Whatever the pros and cons, these would amount to the biggest changes in the direction of federal health programs since the passage of Medicaid and Medicare.

Each proposal to change these programs contains potential trap-door issues. Would protections for people with pre-existing conditions be eroded in Republican ACA replacement plans, and to what extent? Would states lose money in a Medicaid block grant, and with what consequences? Would the ACA marketplaces break down in confusion if there is an interregnum between repealing and replacing the ACA? How would Medicare premium supports be indexed, and would future Medicare beneficiaries be able to afford the care they need once it is phased in? These are just a few of the subjects to be examined closely.

The media, whose credibility Donald Trump undermined in the presidential campaign, will be challenged to explain the stakes involved in such sweeping changes. It will be all the more difficult to inform a meaningful national discussion if a Republican Congress moves quickly, attaches many changes to budget reconciliation bills, and limits political accountability by deferring implementation of an ACA repeal plan until after the 2018 elections and/or a Medicare premium support plan until 2024. Mr. Trump’s reaction to media coverage on these issues and polling about these changes, particularly on popular programs such as Medicare and Medicaid, is an important unknown.

Among the critical things to be reported: comparisons of forthcoming plans with current law in ways that show how they would affect people and who the winners and losers will be. It should not be surprising if Republican plans do not achieve the same things Medicare, Medicaid, and the ACA do today because Republicans are pursuing different objectives.

During the 2012 presidential campaign, in an admirable act of political honesty, Sen. Orrin Hatch said that “conservatives cannot allow themselves to be browbeaten for failing to provide the same coverage numbers as Obamacare. … [W]e cannot succumb to the pressure to argue on the left’s terms.” An important point in the coming health policy debate is to clarify objectives in repealing and replacing the ACA and in fundamentally changing Medicaid and Medicare. The deeper issue is not about whether one is for the Republican health-care trifecta or opposes it but understanding that Republicans are not setting out to replace the ACA with something that does the same job “better” or to “reform” Medicaid and Medicare to make the current programs work better. The word “reform” has become a loaded term; it means different things to liberals and conservatives and would probably be inappropriate to most news coverage in this debate. The challenge is to clarify how conservative policy goals differ from liberal policy goals, to describe how Republicans would change the federal role in health, and to explain what the changes would mean for Americans.

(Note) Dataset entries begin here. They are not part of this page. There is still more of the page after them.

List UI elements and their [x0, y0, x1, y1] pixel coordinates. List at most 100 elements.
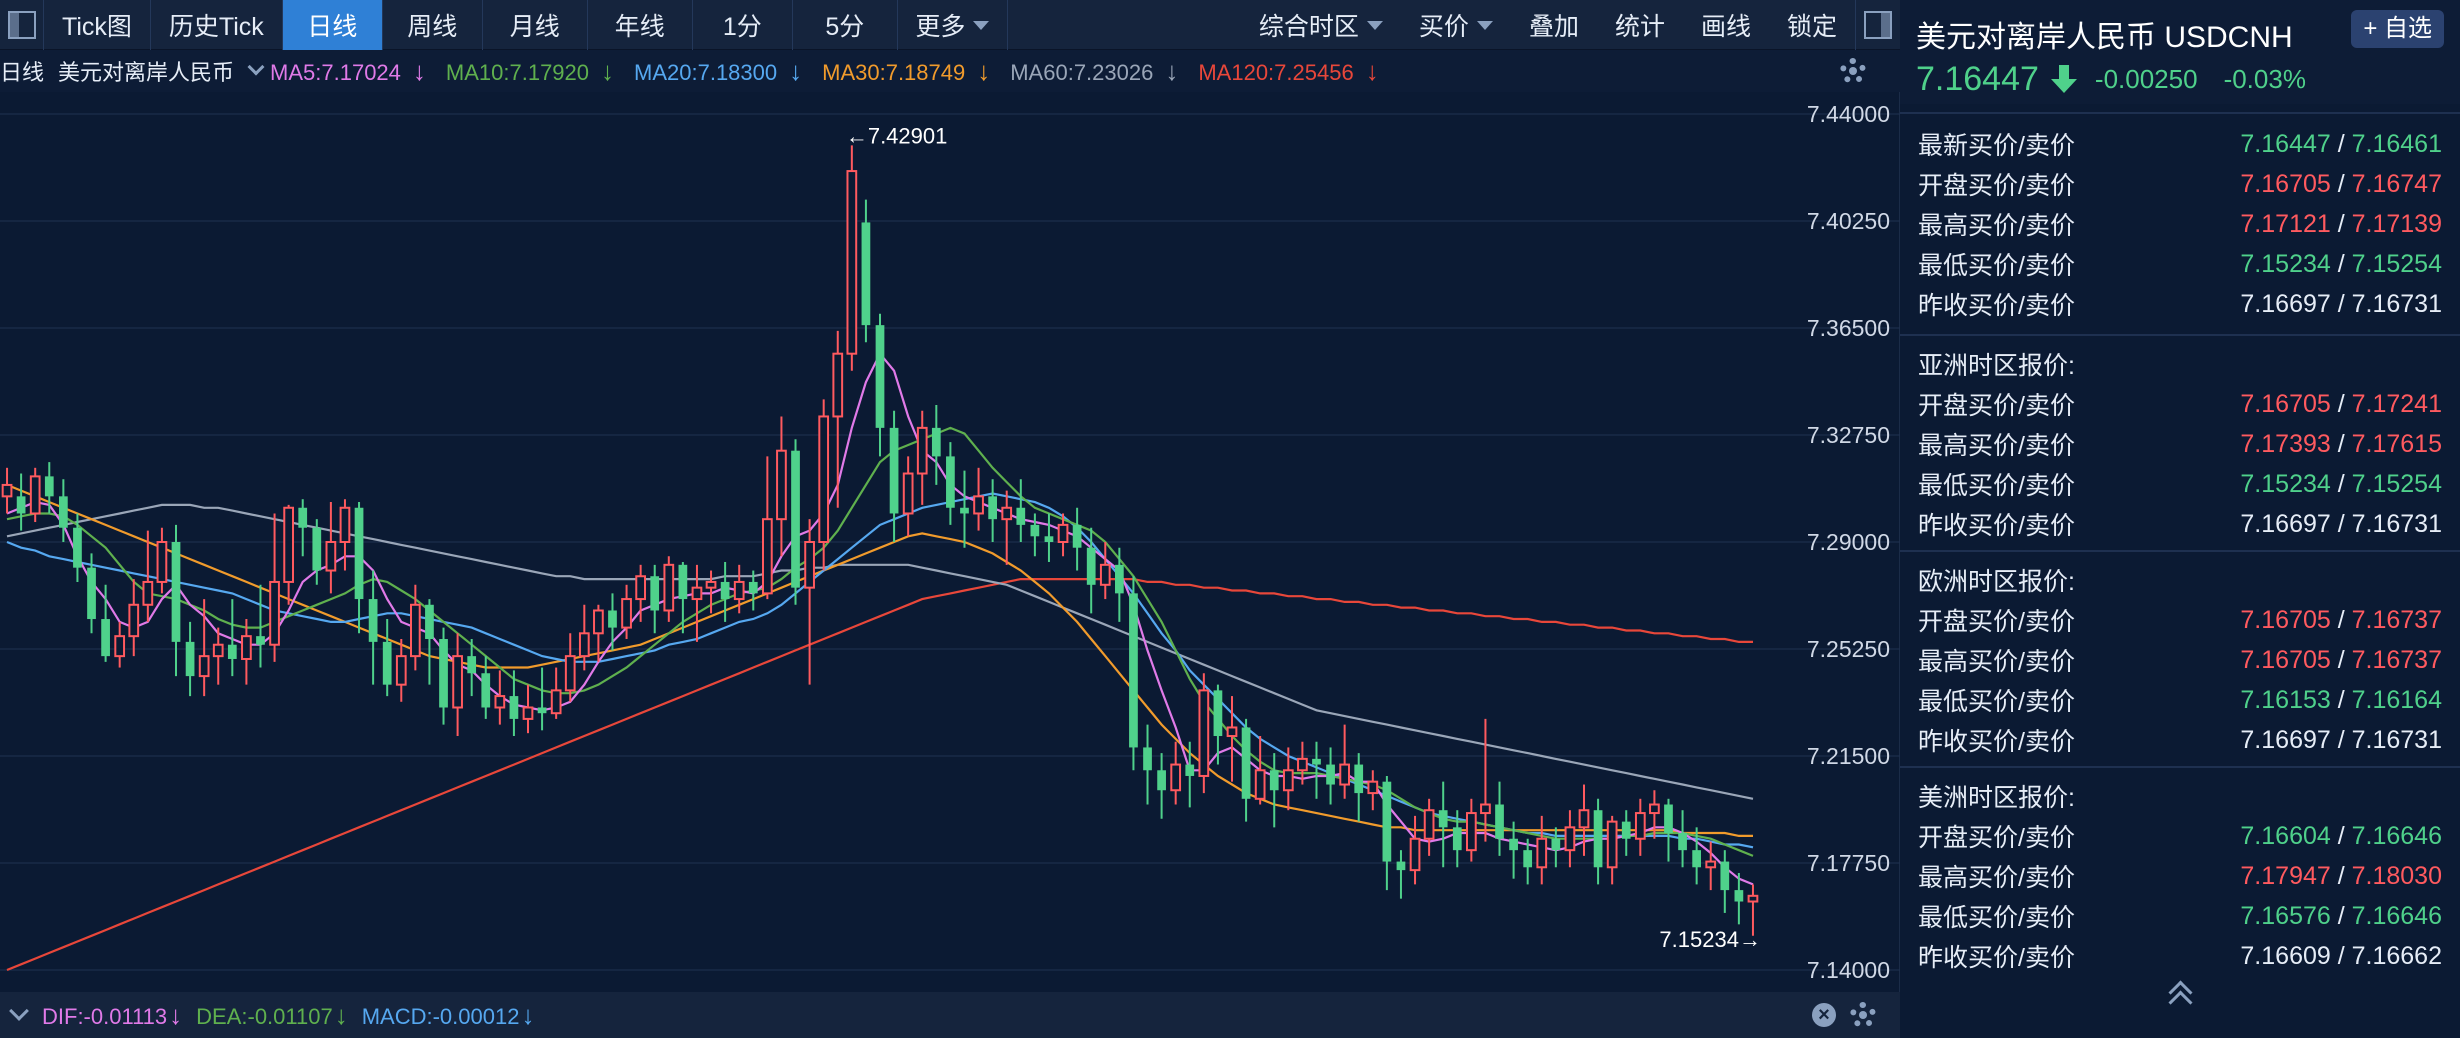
tab-yearly[interactable]: 年线 [588, 0, 693, 50]
chevron-down-icon[interactable] [9, 1001, 29, 1021]
bid-price: 7.17121 [2240, 210, 2330, 238]
tab-1min[interactable]: 1分 [693, 0, 793, 50]
close-icon[interactable]: × [1812, 1003, 1836, 1027]
candle-body-up [693, 588, 702, 599]
tab-daily[interactable]: 日线 [283, 0, 383, 50]
quote-row-label: 昨收买价/卖价 [1918, 938, 2075, 974]
quote-row-value: 7.16697 / 7.16731 [2240, 726, 2442, 755]
candle-body-up [1101, 565, 1110, 585]
candlestick-chart[interactable]: 7.440007.402507.365007.327507.290007.252… [0, 92, 1900, 992]
candle-body-up [1059, 525, 1068, 542]
candle-body-down [1720, 862, 1729, 891]
candle-body-up [974, 496, 983, 513]
quote-row-label: 最低买价/卖价 [1918, 246, 2075, 282]
candle-body-up [270, 582, 279, 645]
macd-dif-value: DIF:-0.01113 [42, 1004, 167, 1029]
add-watchlist-button[interactable]: + 自选 [2351, 10, 2444, 48]
quote-row: 最低买价/卖价7.16153 / 7.16164 [1900, 680, 2460, 720]
quote-row-value: 7.16705 / 7.16747 [2240, 170, 2442, 199]
candle-body-down [749, 582, 758, 593]
candle-body-down [1678, 833, 1687, 850]
quote-row-label: 开盘买价/卖价 [1918, 602, 2075, 638]
candle-body-up [1256, 770, 1265, 799]
quote-row-label: 昨收买价/卖价 [1918, 286, 2075, 322]
price-type-dropdown[interactable]: 买价 [1401, 0, 1511, 50]
price-row: 7.16447 -0.00250 -0.03% [1916, 60, 2332, 99]
bid-price: 7.16705 [2240, 170, 2330, 198]
candle-body-down [298, 508, 307, 528]
separator: / [2331, 130, 2352, 158]
panel-right-icon [1864, 11, 1892, 39]
tab-history-tick[interactable]: 历史Tick [151, 0, 283, 50]
stats-button[interactable]: 统计 [1597, 0, 1683, 50]
candle-body-down [1129, 593, 1138, 747]
collapse-up-icon[interactable] [2165, 978, 2195, 1008]
ask-price: 7.16747 [2352, 170, 2442, 198]
tab-monthly[interactable]: 月线 [483, 0, 588, 50]
quote-row-label: 开盘买价/卖价 [1918, 386, 2075, 422]
draw-line-button[interactable]: 画线 [1683, 0, 1769, 50]
tab-weekly[interactable]: 周线 [383, 0, 483, 50]
separator: / [2331, 210, 2352, 238]
toolbar: Tick图 历史Tick 日线 周线 月线 年线 1分 5分 更多 综合时区 买… [0, 0, 1900, 50]
more-dropdown[interactable]: 更多 [898, 0, 1008, 50]
candle-body-up [341, 508, 350, 542]
ask-price: 7.16737 [2352, 646, 2442, 674]
candle-body-down [17, 496, 26, 513]
toolbar-spacer [1008, 0, 1241, 49]
quote-row: 最低买价/卖价7.16576 / 7.16646 [1900, 896, 2460, 936]
candle-body-down [1397, 862, 1406, 871]
y-tick-label: 7.40250 [1807, 208, 1890, 234]
timezone-dropdown[interactable]: 综合时区 [1241, 0, 1401, 50]
candle-body-up [566, 656, 575, 690]
separator: / [2331, 862, 2352, 890]
bid-price: 7.15234 [2240, 470, 2330, 498]
toggle-left-panel-button[interactable] [0, 0, 44, 50]
candle-body-down [439, 639, 448, 707]
toggle-right-panel-button[interactable] [1856, 0, 1900, 50]
quote-row-value: 7.16705 / 7.17241 [2240, 390, 2442, 419]
ma20-value: MA20:7.18300 [634, 60, 777, 85]
ask-price: 7.15254 [2352, 470, 2442, 498]
ask-price: 7.16461 [2352, 130, 2442, 158]
overlay-button[interactable]: 叠加 [1511, 0, 1597, 50]
candle-body-up [158, 542, 167, 582]
chevron-down-icon[interactable] [248, 59, 265, 76]
macd-settings-gear-icon[interactable] [1850, 1002, 1876, 1028]
candle-body-up [1749, 896, 1758, 902]
quote-row: 开盘买价/卖价 7.16705 / 7.17241 [1900, 384, 2460, 424]
candle-body-down [650, 576, 659, 610]
candle-body-up [1706, 862, 1715, 868]
candle-body-up [918, 428, 927, 474]
quote-row: 最高买价/卖价7.17121 / 7.17139 [1900, 204, 2460, 244]
quote-row-value: 7.17947 / 7.18030 [2240, 862, 2442, 891]
ma30-value: MA30:7.18749 [822, 60, 965, 85]
candle-body-down [1495, 805, 1504, 839]
macd-dea-value: DEA:-0.01107 [196, 1004, 333, 1029]
quote-row: 开盘买价/卖价 7.16705 / 7.16737 [1900, 600, 2460, 640]
candle-body-down [1242, 727, 1251, 798]
ma60-value: MA60:7.23026 [1010, 60, 1153, 85]
candle-body-up [3, 485, 12, 496]
ask-price: 7.16646 [2352, 902, 2442, 930]
candle-body-up [411, 605, 420, 656]
candle-body-up [327, 542, 336, 571]
candle-body-down [1354, 765, 1363, 794]
tab-tick-chart[interactable]: Tick图 [44, 0, 151, 50]
quote-row-label: 最高买价/卖价 [1918, 426, 2075, 462]
tab-5min[interactable]: 5分 [793, 0, 898, 50]
candle-body-up [495, 696, 504, 707]
y-tick-label: 7.36500 [1807, 315, 1890, 341]
candle-body-down [1016, 508, 1025, 525]
ma-legend-row: 日线 美元对离岸人民币 MA5:7.17024↓ MA10:7.17920↓ M… [0, 50, 1900, 92]
lock-button[interactable]: 锁定 [1769, 0, 1856, 50]
quote-row: 昨收买价/卖价7.16697 / 7.16731 [1900, 504, 2460, 544]
separator: / [2331, 470, 2352, 498]
quote-row-value: 7.16705 / 7.16737 [2240, 606, 2442, 635]
candle-body-down [369, 599, 378, 642]
macd-legend-row: DIF:-0.01113↓ DEA:-0.01107↓ MACD:-0.0001… [0, 992, 1900, 1038]
ma5-value: MA5:7.17024 [270, 60, 401, 85]
candle-body-up [847, 171, 856, 354]
chart-settings-gear-icon[interactable] [1840, 58, 1866, 84]
candle-body-up [833, 354, 842, 417]
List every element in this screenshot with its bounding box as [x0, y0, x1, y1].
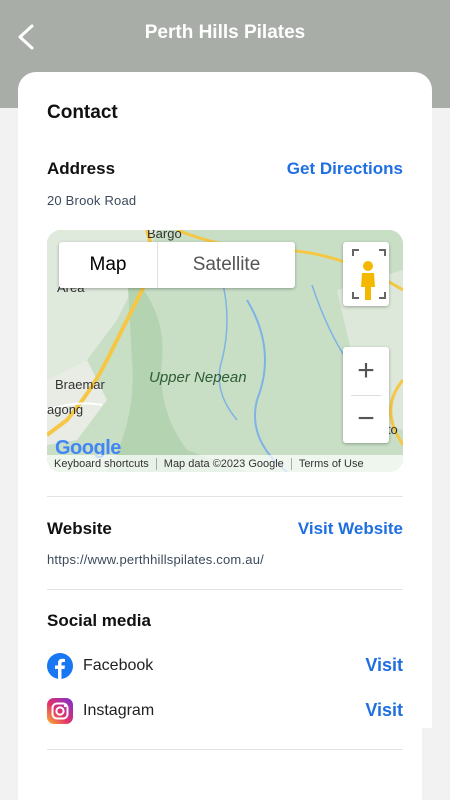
social-name: Instagram [83, 702, 155, 719]
map-place-label: Braemar [55, 377, 105, 392]
address-label: Address [47, 159, 116, 178]
map-place-label: Bargo [147, 230, 182, 241]
social-name: Facebook [83, 657, 154, 674]
street-view-pegman[interactable] [343, 242, 389, 306]
satellite-tab[interactable]: Satellite [158, 242, 295, 288]
map-place-label: Upper Nepean [149, 369, 247, 386]
visit-website-link[interactable]: Visit Website [298, 519, 403, 539]
facebook-icon [47, 653, 73, 679]
visit-facebook-link[interactable]: Visit [365, 655, 403, 676]
contact-heading: Contact [47, 102, 118, 123]
pegman-icon [352, 249, 386, 300]
zoom-control: + − [343, 347, 389, 443]
divider [47, 749, 403, 750]
visit-instagram-link[interactable]: Visit [365, 700, 403, 721]
map-type-toggle: Map Satellite [59, 242, 295, 288]
social-media-label: Social media [47, 611, 151, 630]
terms-of-use-link[interactable]: Terms of Use [292, 458, 371, 470]
map-attribution: Keyboard shortcuts Map data ©2023 Google… [47, 455, 403, 472]
divider [47, 589, 403, 590]
screen-edge [4, 728, 18, 800]
divider [47, 496, 403, 497]
screen-edge [422, 728, 436, 800]
map-data-text: Map data ©2023 Google [157, 457, 292, 470]
zoom-out-button[interactable]: − [343, 395, 389, 443]
website-url: https://www.perthhillspilates.com.au/ [47, 552, 264, 567]
map-view[interactable]: Bargo Upper Nepean Braemar agong Area Da… [47, 230, 403, 472]
social-item-instagram: Instagram Visit [47, 696, 403, 726]
get-directions-link[interactable]: Get Directions [287, 159, 403, 179]
social-item-facebook: Facebook Visit [47, 651, 403, 681]
zoom-in-button[interactable]: + [343, 347, 389, 395]
contact-card: Contact Address Get Directions 20 Brook … [18, 72, 432, 800]
keyboard-shortcuts-link[interactable]: Keyboard shortcuts [47, 457, 157, 470]
map-tab[interactable]: Map [59, 242, 158, 288]
website-label: Website [47, 519, 112, 538]
page-title: Perth Hills Pilates [144, 22, 306, 43]
address-value: 20 Brook Road [47, 193, 137, 208]
map-place-label: agong [47, 402, 84, 417]
instagram-icon [47, 698, 73, 724]
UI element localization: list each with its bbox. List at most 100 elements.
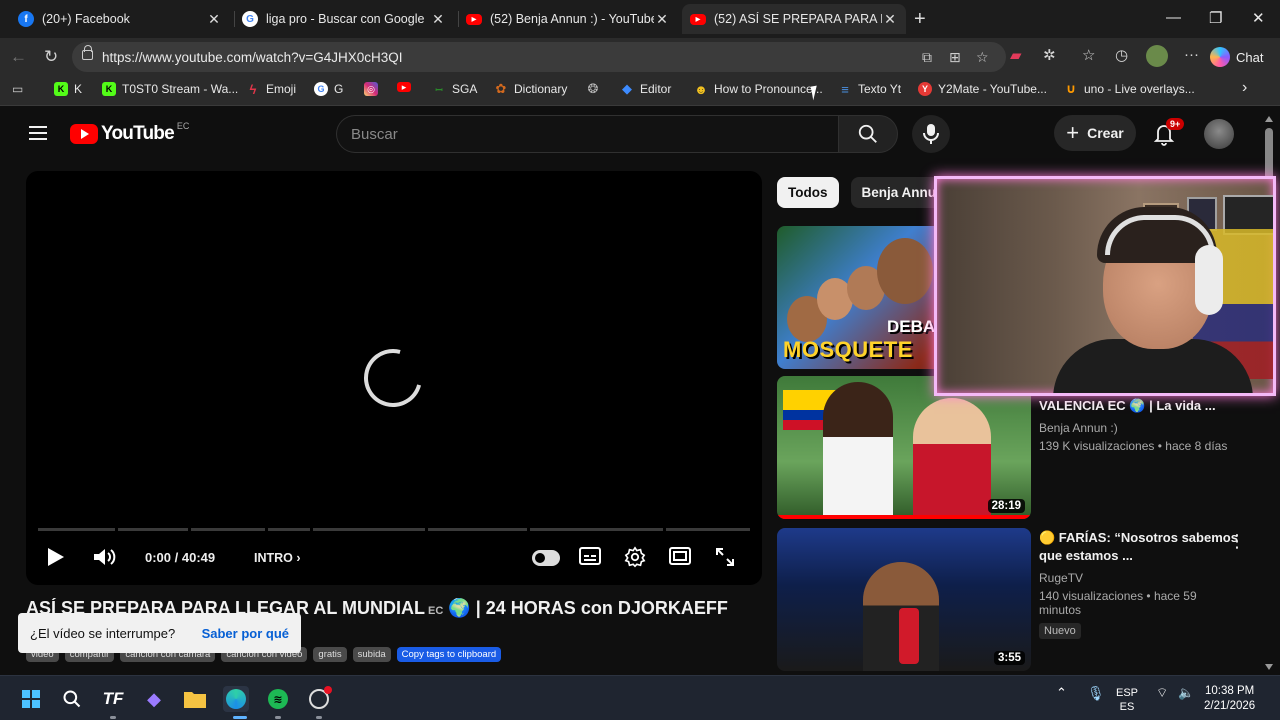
youtube-icon: ▸ bbox=[690, 13, 706, 25]
volume-button[interactable] bbox=[92, 546, 118, 568]
bookmark-texto-yt[interactable]: ≡ Texto Yt bbox=[838, 82, 901, 97]
tab-google-search[interactable]: G liga pro - Buscar con Google ✕ bbox=[234, 4, 454, 34]
more-actions-icon[interactable]: ⋮ bbox=[1228, 531, 1246, 552]
restore-icon[interactable]: ❐ bbox=[1209, 9, 1222, 27]
recommendation-title[interactable]: 🟡 FARÍAS: “Nosotros sabemos que estamos … bbox=[1039, 529, 1239, 565]
search-input[interactable]: Buscar bbox=[336, 115, 838, 153]
bookmark-youtube[interactable]: ▸ bbox=[397, 82, 417, 92]
uno-icon: ∪ bbox=[1065, 81, 1077, 96]
settings-button[interactable] bbox=[624, 546, 646, 568]
recommendation-title[interactable]: VALENCIA EC 🌍 | La vida ... bbox=[1039, 397, 1239, 415]
autoplay-toggle[interactable] bbox=[532, 550, 560, 566]
notification-count-badge: 9+ bbox=[1166, 118, 1185, 130]
obs-icon[interactable] bbox=[306, 686, 332, 712]
new-tab-icon[interactable]: + bbox=[914, 8, 926, 31]
scroll-down-icon[interactable] bbox=[1265, 664, 1273, 670]
bookmark-emoji[interactable]: ϟ Emoji bbox=[246, 82, 296, 97]
close-tab-icon[interactable]: ✕ bbox=[882, 11, 898, 28]
apps-icon[interactable]: ⊞ bbox=[949, 49, 961, 66]
create-button[interactable]: + Crear bbox=[1054, 115, 1136, 151]
tag[interactable]: gratis bbox=[313, 647, 347, 662]
chip-all[interactable]: Todos bbox=[777, 177, 839, 208]
recommendation-thumbnail[interactable]: 28:19 bbox=[777, 376, 1031, 519]
translate-icon[interactable]: ⧉ bbox=[922, 49, 932, 66]
voice-search-button[interactable] bbox=[912, 115, 950, 153]
bookmark-g[interactable]: GG bbox=[314, 82, 343, 96]
tab-youtube-channel[interactable]: ▸ (52) Benja Annun :) - YouTube ✕ bbox=[458, 4, 678, 34]
user-avatar[interactable] bbox=[1204, 119, 1234, 149]
close-window-icon[interactable]: ✕ bbox=[1252, 9, 1265, 27]
show-hidden-icons-icon[interactable]: ⌃ bbox=[1056, 686, 1067, 700]
bookmark-editor[interactable]: ◆ Editor bbox=[620, 81, 671, 96]
subtitles-button[interactable] bbox=[578, 546, 602, 566]
copy-tags-button[interactable]: Copy tags to clipboard bbox=[396, 647, 502, 662]
tf-app-icon[interactable]: TF bbox=[100, 686, 126, 712]
video-player[interactable]: 0:00 / 40:49 INTRO › bbox=[26, 171, 762, 585]
scroll-up-icon[interactable] bbox=[1265, 116, 1273, 122]
globe-icon: 🌍 bbox=[448, 598, 471, 618]
more-menu-icon[interactable]: ··· bbox=[1184, 46, 1199, 63]
recommendation-meta: VALENCIA EC 🌍 | La vida ... Benja Annun … bbox=[1039, 397, 1239, 453]
microphone-tray-icon[interactable]: 🎙 bbox=[1087, 686, 1105, 700]
bookmark-openai[interactable]: ❂ bbox=[586, 81, 606, 96]
theater-icon bbox=[669, 547, 691, 565]
ai-app-icon[interactable]: ◆ bbox=[141, 686, 167, 712]
channel-name[interactable]: RugeTV bbox=[1039, 571, 1239, 585]
bookmark-tosto-stream[interactable]: K T0ST0 Stream - Wa... bbox=[102, 82, 238, 96]
lock-icon bbox=[82, 45, 93, 60]
tab-title: (20+) Facebook bbox=[42, 12, 130, 26]
wifi-icon[interactable]: ⌔ bbox=[1156, 686, 1168, 700]
history-icon[interactable]: ◷ bbox=[1115, 46, 1128, 64]
tag[interactable]: subida bbox=[352, 647, 391, 662]
favorites-icon[interactable]: ☆ bbox=[1082, 46, 1095, 64]
search-icon bbox=[858, 124, 877, 143]
back-icon[interactable]: ← bbox=[10, 47, 27, 67]
learn-why-link[interactable]: Saber por qué bbox=[202, 626, 289, 641]
profile-icon[interactable] bbox=[1146, 45, 1168, 67]
edge-browser-icon[interactable] bbox=[223, 686, 249, 712]
speaker-icon[interactable]: 🔈 bbox=[1178, 686, 1194, 700]
spotify-icon[interactable]: ≋ bbox=[265, 686, 291, 712]
bookmark-how-to-pronounce[interactable]: ☻ How to Pronounce... bbox=[694, 81, 823, 97]
system-clock[interactable]: 10:38 PM 2/21/2026 bbox=[1204, 684, 1255, 714]
minimize-icon[interactable]: — bbox=[1166, 9, 1181, 26]
theater-mode-button[interactable] bbox=[668, 546, 692, 566]
extensions-puzzle-icon[interactable]: ✲ bbox=[1043, 46, 1056, 64]
fullscreen-button[interactable] bbox=[714, 546, 736, 568]
close-tab-icon[interactable]: ✕ bbox=[430, 11, 446, 28]
windows-start-icon[interactable] bbox=[18, 686, 44, 712]
menu-hamburger-icon[interactable] bbox=[29, 126, 47, 140]
pronounce-icon: ☻ bbox=[694, 81, 708, 97]
url-field[interactable]: https://www.youtube.com/watch?v=G4JHX0cH… bbox=[72, 42, 1006, 72]
input-language[interactable]: ESP ES bbox=[1116, 686, 1138, 714]
recommendation-thumbnail[interactable]: 3:55 bbox=[777, 528, 1031, 671]
channel-name[interactable]: Benja Annun :) bbox=[1039, 421, 1239, 435]
chapter-button[interactable]: INTRO › bbox=[254, 551, 301, 565]
search-button[interactable] bbox=[838, 115, 898, 153]
youtube-logo[interactable]: YouTube EC bbox=[70, 121, 189, 145]
tab-youtube-video[interactable]: ▸ (52) ASÍ SE PREPARA PARA LLEGAR ✕ bbox=[682, 4, 906, 34]
bookmark-y2mate[interactable]: Y Y2Mate - YouTube... bbox=[918, 82, 1047, 96]
favorite-star-icon[interactable]: ☆ bbox=[976, 49, 989, 66]
recommendation-meta: 🟡 FARÍAS: “Nosotros sabemos que estamos … bbox=[1039, 529, 1239, 639]
bookmark-k[interactable]: KK bbox=[54, 82, 82, 96]
sidebar-toggle-icon[interactable]: ▭ bbox=[12, 82, 23, 96]
more-bookmarks-chevron-icon[interactable]: › bbox=[1242, 79, 1247, 97]
tab-facebook[interactable]: f (20+) Facebook ✕ bbox=[10, 4, 230, 34]
extension-icon[interactable]: ▰ bbox=[1010, 46, 1022, 64]
search-icon[interactable] bbox=[59, 686, 85, 712]
bookmark-dictionary[interactable]: ✿ Dictionary bbox=[494, 81, 568, 96]
youtube-icon: ▸ bbox=[466, 13, 482, 25]
reload-icon[interactable]: ↻ bbox=[44, 47, 58, 67]
copilot-chat-button[interactable]: Chat bbox=[1210, 42, 1274, 72]
bookmark-sga[interactable]: ꟷ SGA bbox=[432, 82, 477, 96]
bookmark-uno[interactable]: ∪ uno - Live overlays... bbox=[1064, 81, 1195, 96]
bookmark-instagram[interactable]: ◎ bbox=[364, 82, 384, 96]
close-tab-icon[interactable]: ✕ bbox=[206, 11, 222, 28]
progress-bar[interactable] bbox=[38, 528, 751, 531]
youtube-play-logo-icon bbox=[70, 124, 98, 144]
tab-title: (52) Benja Annun :) - YouTube bbox=[490, 12, 654, 26]
file-explorer-icon[interactable] bbox=[182, 686, 208, 712]
close-tab-icon[interactable]: ✕ bbox=[654, 11, 670, 28]
play-button[interactable] bbox=[46, 546, 66, 568]
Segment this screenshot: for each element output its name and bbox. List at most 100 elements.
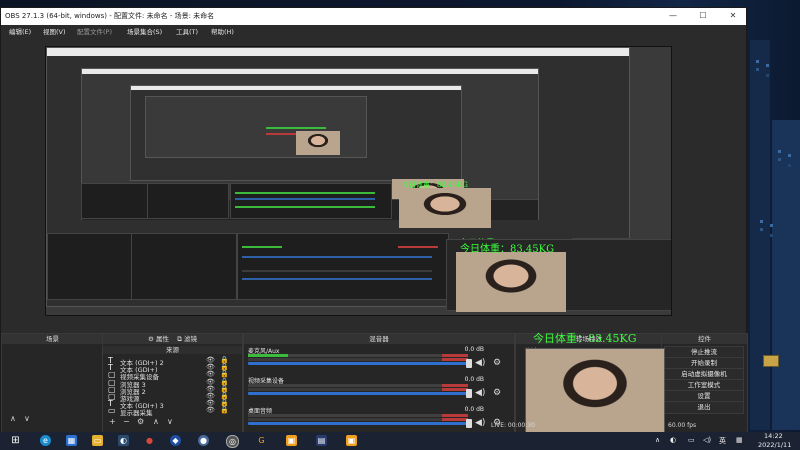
nested-meter xyxy=(235,206,375,208)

News cycles are often driven by juicy stories focusing on the most controversial policy changes and the partisan politics they stoke. So among the media’s toughest challenges may be treating the proposed changes to Medicare, Medicaid, and the ACA not only as many separate stories and incremental updates but as one larger story, and to lay out the consequences–potentially good and bad–of such significant change in the federal role in health so people can make informed judgments about it.